Test results provided a snapshot of only one age group. Usually she is in 3rd or 4th grade and she is 9 years old. (Fourth grade and her other eighth grade results will be announced state by state this fall.)
Andrew Ho, a professor of education at Harvard University and an expert on educational testing and a former member of the committee, said: supervise the exam.
Over time, reading scores, especially math scores, have generally trended upward or stabilized since the tests were first administered in the early 1970s. This includes a period of great progress from the late 1990s to his mid-2000s.
However, over the past decade or so, student achievement has leveled off rather than improved, widening the gap between low and high performing students.
Then a pandemic hit, shutting schools across the country almost overnight. Teachers were giving classes on her Zoom, and students were sitting at home struggling to learn online.
In some parts of the country, the worst disruptions were short-lived and schools reopened that fall. But in other areas, especially in large cities populated by low-income students and students of color, schools remained closed for months, and some did not fully reopen until last year.
According to Dr. Ho, the national test was a tale of a “decade of progress,” a “decade of inequality,” and the “shock” of the pandemic, and it came with a one-two punch.
“It has erased progress and exacerbated inequalities,” said Dr. Ho. “Now our work is cut short.”

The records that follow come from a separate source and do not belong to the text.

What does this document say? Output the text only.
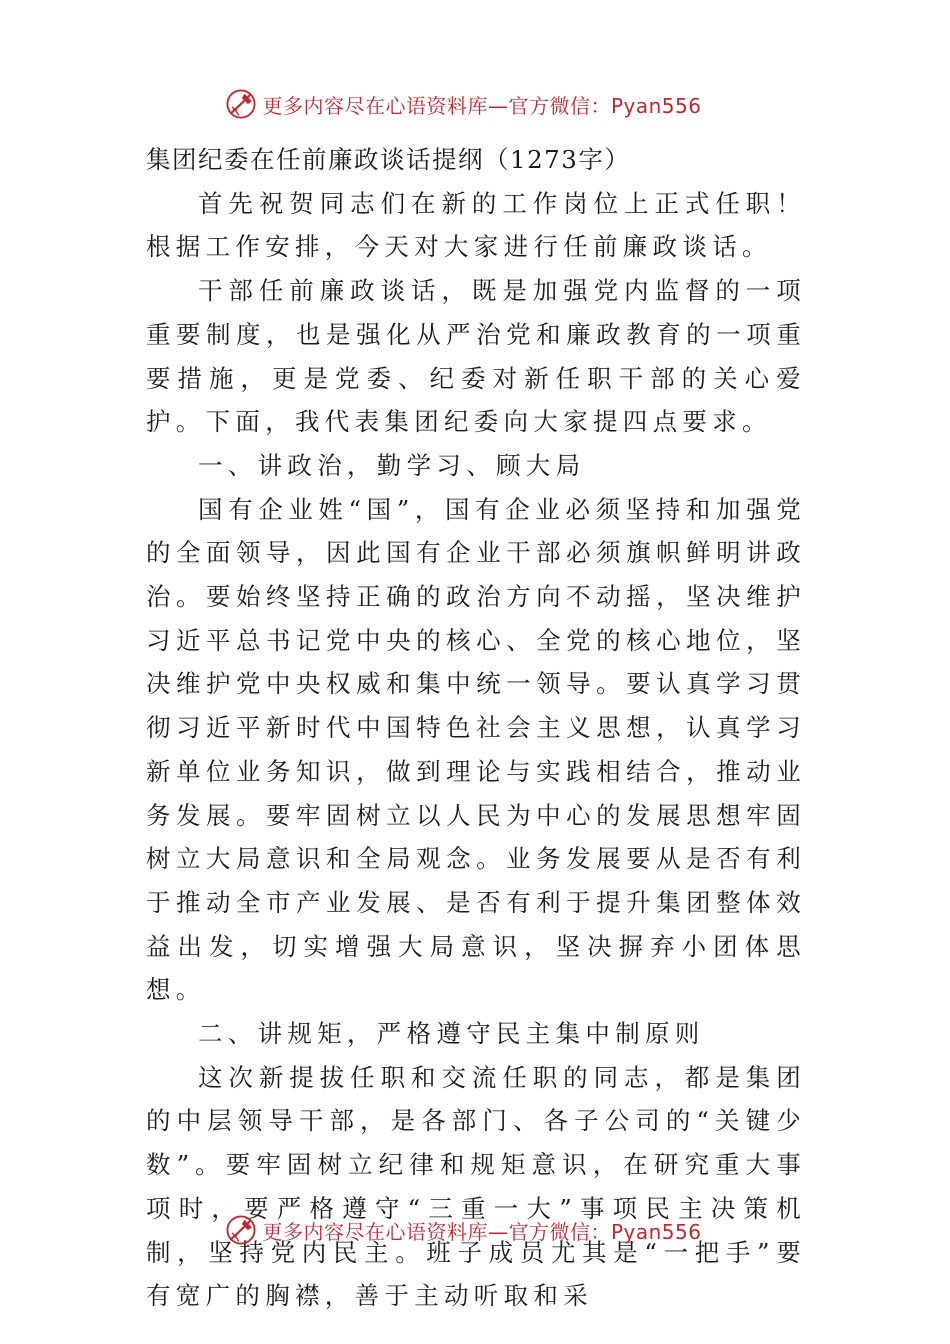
更多内容尽在心语资料库—官方微信：Pyan556

集团纪委在任前廉政谈话提纲（1273字）

首先祝贺同志们在新的工作岗位上正式任职！根据工作安排，今天对大家进行任前廉政谈话。

干部任前廉政谈话，既是加强党内监督的一项重要制度，也是强化从严治党和廉政教育的一项重要措施，更是党委、纪委对新任职干部的关心爱护。下面，我代表集团纪委向大家提四点要求。

一、讲政治，勤学习、顾大局

国有企业姓“国”，国有企业必须坚持和加强党的全面领导，因此国有企业干部必须旗帜鲜明讲政治。要始终坚持正确的政治方向不动摇，坚决维护习近平总书记党中央的核心、全党的核心地位，坚决维护党中央权威和集中统一领导。要认真学习贯彻习近平新时代中国特色社会主义思想，认真学习新单位业务知识，做到理论与实践相结合，推动业务发展。要牢固树立以人民为中心的发展思想牢固树立大局意识和全局观念。业务发展要从是否有利于推动全市产业发展、是否有利于提升集团整体效益出发，切实增强大局意识，坚决摒弃小团体思想。

二、讲规矩，严格遵守民主集中制原则

这次新提拔任职和交流任职的同志，都是集团的中层领导干部，是各部门、各子公司的“关键少数”。要牢固树立纪律和规矩意识，在研究重大事项时，要严格遵守“三重一大”事项民主决策机制，坚持党内民主。班子成员尤其是“一把手”要有宽广的胸襟，善于主动听取和采

更多内容尽在心语资料库—官方微信：Pyan556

He estimates that losing one point on the national exam is equivalent to about three weeks of study. So a good student who lost 3 points in math could catch up in just 9 weeks, but a poor student who lost 12 points would take him 36 weeks to make up, or almost 9. requires months. It still lags far behind its more advanced peers.
There are signs that students who have fully returned to school are starting to learn at a normal pace again, but experts say it will take longer than a normal school day to close the gaps created by the pandemic. I’m here.

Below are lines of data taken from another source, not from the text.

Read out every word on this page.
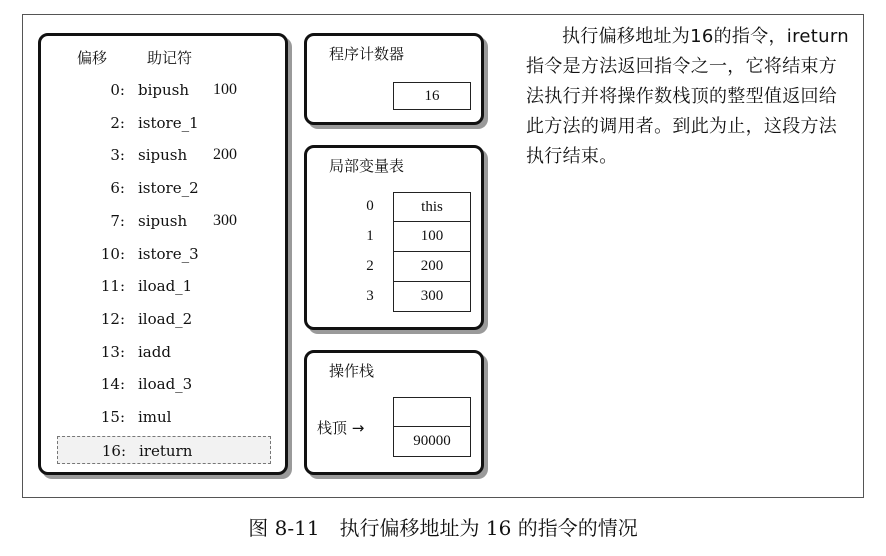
偏移	助记符
0: bipush 100
2: istore_1
3: sipush 200
6: istore_2
7: sipush 300
10: istore_3
11: iload_1
12: iload_2
13: iadd
14: iload_3
15: imul
16: ireturn
程序计数器
16
局部变量表
0	this
1	100
2	200
3	300
操作栈
栈顶 →
90000
执行偏移地址为16的指令，ireturn指令是方法返回指令之一，它将结束方法执行并将操作数栈顶的整型值返回给此方法的调用者。到此为止，这段方法执行结束。
图 8-11　执行偏移地址为 16 的指令的情况
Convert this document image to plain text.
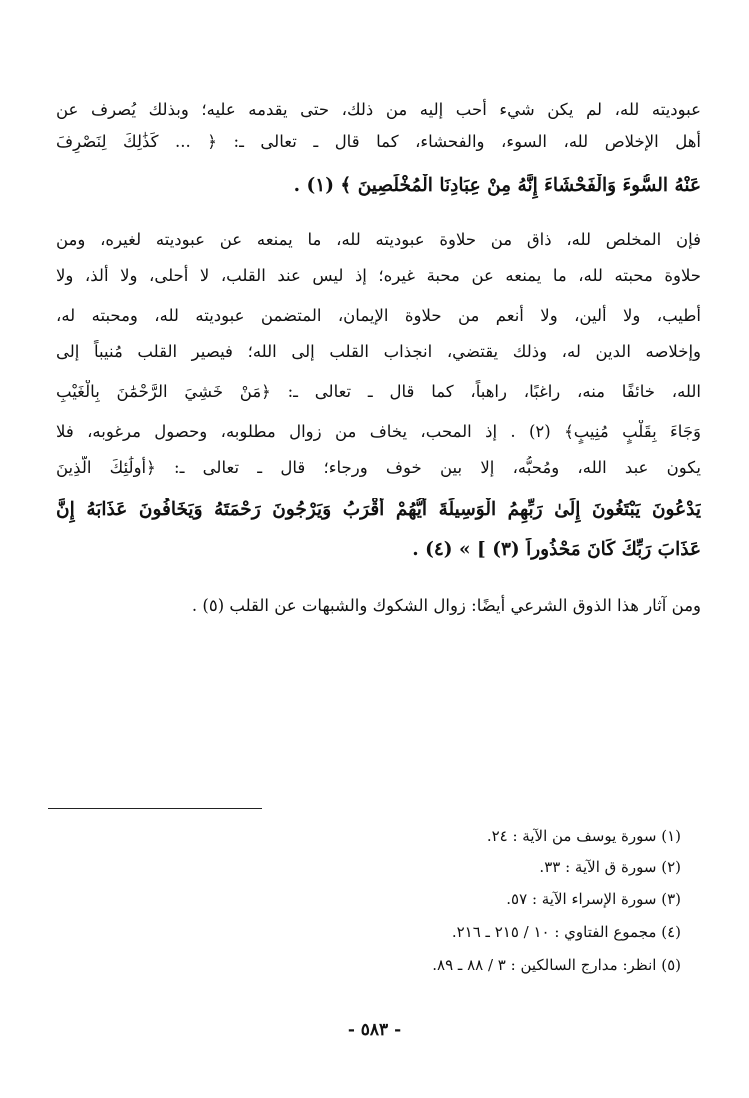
عبوديته لله، لم يكن شيء أحب إليه من ذلك، حتى يقدمه عليه؛ وبذلك يُصرف عن
أهل الإخلاص لله، السوء، والفحشاء، كما قال ـ تعالى ـ: ﴿ ... كَذَٰلِكَ لِنَصْرِفَ
عَنْهُ السُّوءَ وَالْفَحْشَاءَ إِنَّهُ مِنْ عِبَادِنَا الْمُخْلَصِينَ ﴾ (١) .
فإن المخلص لله، ذاق من حلاوة عبوديته لله، ما يمنعه عن عبوديته لغيره، ومن
حلاوة محبته لله، ما يمنعه عن محبة غيره؛ إذ ليس عند القلب، لا أحلى، ولا ألذ، ولا
أطيب، ولا ألين، ولا أنعم من حلاوة الإيمان، المتضمن عبوديته لله، ومحبته له،
وإخلاصه الدين له، وذلك يقتضي، انجذاب القلب إلى الله؛ فيصير القلب مُنيباً إلى
الله، خائفًا منه، راغبًا، راهباً، كما قال ـ تعالى ـ: ﴿مَنْ خَشِيَ الرَّحْمَٰنَ بِالْغَيْبِ
وَجَاءَ بِقَلْبٍ مُنِيبٍ﴾ (٢) . إذ المحب، يخاف من زوال مطلوبه، وحصول مرغوبه، فلا
يكون عبد الله، ومُحبُّه، إلا بين خوف ورجاء؛ قال ـ تعالى ـ: ﴿أُولَٰئِكَ الَّذِينَ
يَدْعُونَ يَبْتَغُونَ إِلَىٰ رَبِّهِمُ الْوَسِيلَةَ أَيُّهُمْ أَقْرَبُ وَيَرْجُونَ رَحْمَتَهُ وَيَخَافُونَ عَذَابَهُ إِنَّ
عَذَابَ رَبِّكَ كَانَ مَحْذُوراً (٣) ] » (٤) .
ومن آثار هذا الذوق الشرعي أيضًا: زوال الشكوك والشبهات عن القلب (٥) .
(١) سورة يوسف من الآية : ٢٤.
(٢) سورة ق الآية : ٣٣.
(٣) سورة الإسراء الآية : ٥٧.
(٤) مجموع الفتاوي : ١٠ / ٢١٥ ـ ٢١٦.
(٥) انظر: مدارج السالكين : ٣ / ٨٨ ـ ٨٩.
- ٥٨٣ -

Janice K. Jackson, who until last year headed Chicago’s public schools and is now director of Chiefs for Change, which represents the state’s education and schools, said the results were a “strength of unity” to focus on keeping students on track. Screaming, said it should be. district leader. She invoked the Marshall Plan, an American initiative to help rebuild Europe after World War II, and called on the federal government to provide big ideas.
“How dramatic it is for me,” she said, adding that politicians, school leaders, teachers’ unions, and parents set aside the many disagreements that flared up during the pandemic, and that students He added that we must unite to help recover.
“No more arguing, back-and-forth, biting, pointing,” she said. “Everyone should treat this like a crisis.”
But if it’s hard to do, the solution can be pretty basic. Martin West, a professor at the Harvard Graduate School of Education and a member of the National Assessment Board that oversees testing, believes that underperforming students have more to learn, whether in the form of tutoring or extended He said he only needs to spend time in school or summer school.
The federal government has earmarked $122 billion to help students recover, the largest single investment in American schools, and has devoted at least 20% of that budget to addressing academic delays. I have to spend to get it back. However, some schools have difficulty recruiting teachers, let alone tutors, and others may have to spend 20% or more of their budget to fill a significant gap.
“There is no silver bullet in sight,” said Dr. West.